Vanuit SportDrenthe werken wij ook elke dag hard aan de ambitie om iedereen te laten meedoen en de kracht van sport en bewegen te laten ervaren. Dat doen wij in Drenthe in nauwe samenwerking met gemeenten, buurtsportcoaches, onderwijs, sportclubs, maar steeds vaker ook met partijen vanuit zorg en welzijn.

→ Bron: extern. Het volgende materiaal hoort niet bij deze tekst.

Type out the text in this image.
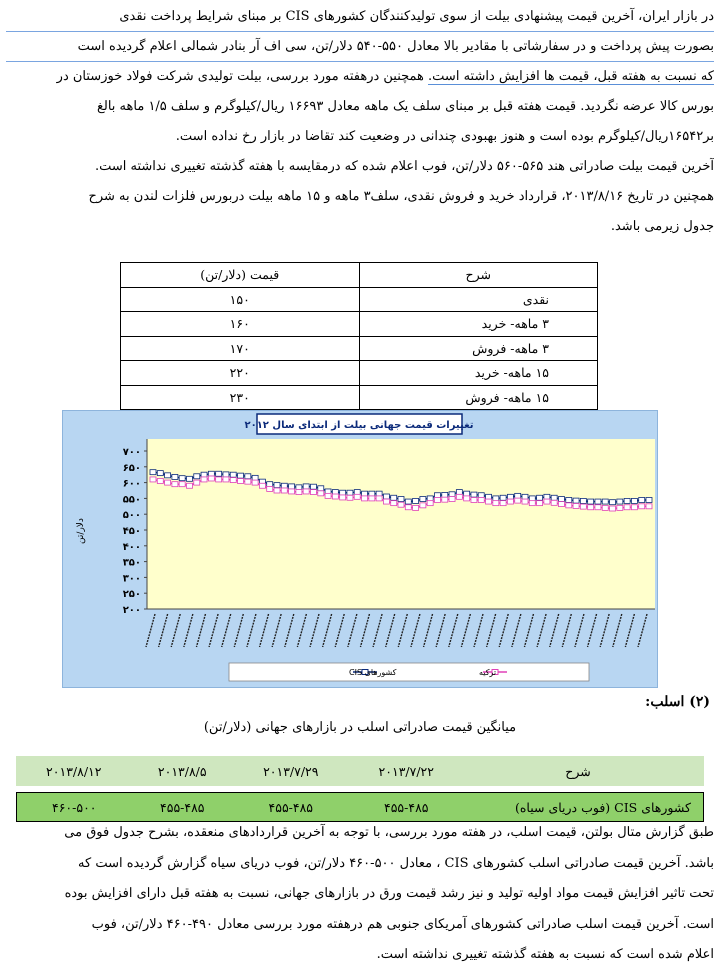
در بازار ایران، آخرین قیمت پیشنهادی بیلت از سوی تولیدکنندگان کشورهای CIS بر مبنای شرایط پرداخت نقدی
بصورت پیش پرداخت و در سفارشاتی با مقادیر بالا معادل ۵۵۰-۵۴۰ دلار/تن، سی اف آر بنادر شمالی اعلام گردیده است
که نسبت به هفته قبل، قیمت ها افزایش داشته است. همچنین درهفته مورد بررسی، بیلت تولیدی شرکت فولاد خوزستان در
بورس کالا عرضه نگردید. قیمت هفته قبل بر مبنای سلف یک ماهه معادل ۱۶۶۹۳ ریال/کیلوگرم و سلف ۱/۵ ماهه بالغ
بر۱۶۵۴۲ریال/کیلوگرم بوده است و هنوز بهبودی چندانی در وضعیت کند تقاضا در بازار رخ نداده است.
آخرین قیمت بیلت صادراتی هند ۵۶۵-۵۶۰ دلار/تن، فوب اعلام شده که درمقایسه با هفته گذشته تغییری نداشته است.
همچنین در تاریخ ۲۰۱۳/۸/۱۶، قرارداد خرید و فروش نقدی، سلف۳ ماهه و ۱۵ ماهه بیلت دربورس فلزات لندن به شرح
جدول زیرمی باشد.
شرح	قیمت (دلار/تن)
نقدی	۱۵۰
۳ ماهه- خرید	۱۶۰
۳ ماهه- فروش	۱۷۰
۱۵ ماهه- خرید	۲۲۰
۱۵ ماهه- فروش	۲۳۰
تغییرات قیمت جهانی بیلت از ابتدای سال ۲۰۱۲
دلار/تن
۲۰۰
۲۵۰
۳۰۰
۳۵۰
۴۰۰
۴۵۰
۵۰۰
۵۵۰
۶۰۰
۶۵۰
۷۰۰
کشورهای CIS	ترکیه
(۲) اسلب:
میانگین قیمت صادراتی اسلب در بازارهای جهانی (دلار/تن)
شرح	۲۰۱۳/۷/۲۲	۲۰۱۳/۷/۲۹	۲۰۱۳/۸/۵	۲۰۱۳/۸/۱۲
کشورهای CIS (فوب دریای سیاه)	۴۵۵-۴۸۵	۴۵۵-۴۸۵	۴۵۵-۴۸۵	۴۶۰-۵۰۰
طبق گزارش متال بولتن، قیمت اسلب، در هفته مورد بررسی، با توجه به آخرین قراردادهای منعقده، بشرح جدول فوق می
باشد. آخرین قیمت صادراتی اسلب کشورهای CIS ، معادل ۵۰۰-۴۶۰ دلار/تن، فوب دریای سیاه گزارش گردیده است که
تحت تاثیر افزایش قیمت مواد اولیه تولید و نیز رشد قیمت ورق در بازارهای جهانی، نسبت به هفته قبل دارای افزایش بوده
است. آخرین قیمت اسلب صادراتی کشورهای آمریکای جنوبی هم درهفته مورد بررسی معادل ۴۹۰-۴۶۰ دلار/تن، فوب
اعلام شده است که نسبت به هفته گذشته تغییری نداشته است.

  • Met ons nieuwe team Onderwijs richten wij ons op het ontwikkelen van bewegingsvaardigheid en sportplezier van jongs af aan;
  • Met team Meedoen en Drenthe beweegt ligt de focus op het betrekken van kwetsbare inwoners en het ontwikkelen van een leven lang bewegen;
  • Met team Infrastructuur en het Kenniscentrum Events hebben we aandacht voor de (individuele) sporter in de openbare ruimte;
  • Vanuit Sportclub Drenthe helpen wij sportverenigingen en andere sport- en beweegaanbieders met het versterken van het georganiseerd aanbod.

Samen met onze sportieve en maatschappelijke partners gaan wij graag de uitdaging aan om het beeld dat uit het rapport van NOC*NSF komt, wat ook voor Drenthe van toepassing is, weer om te draaien.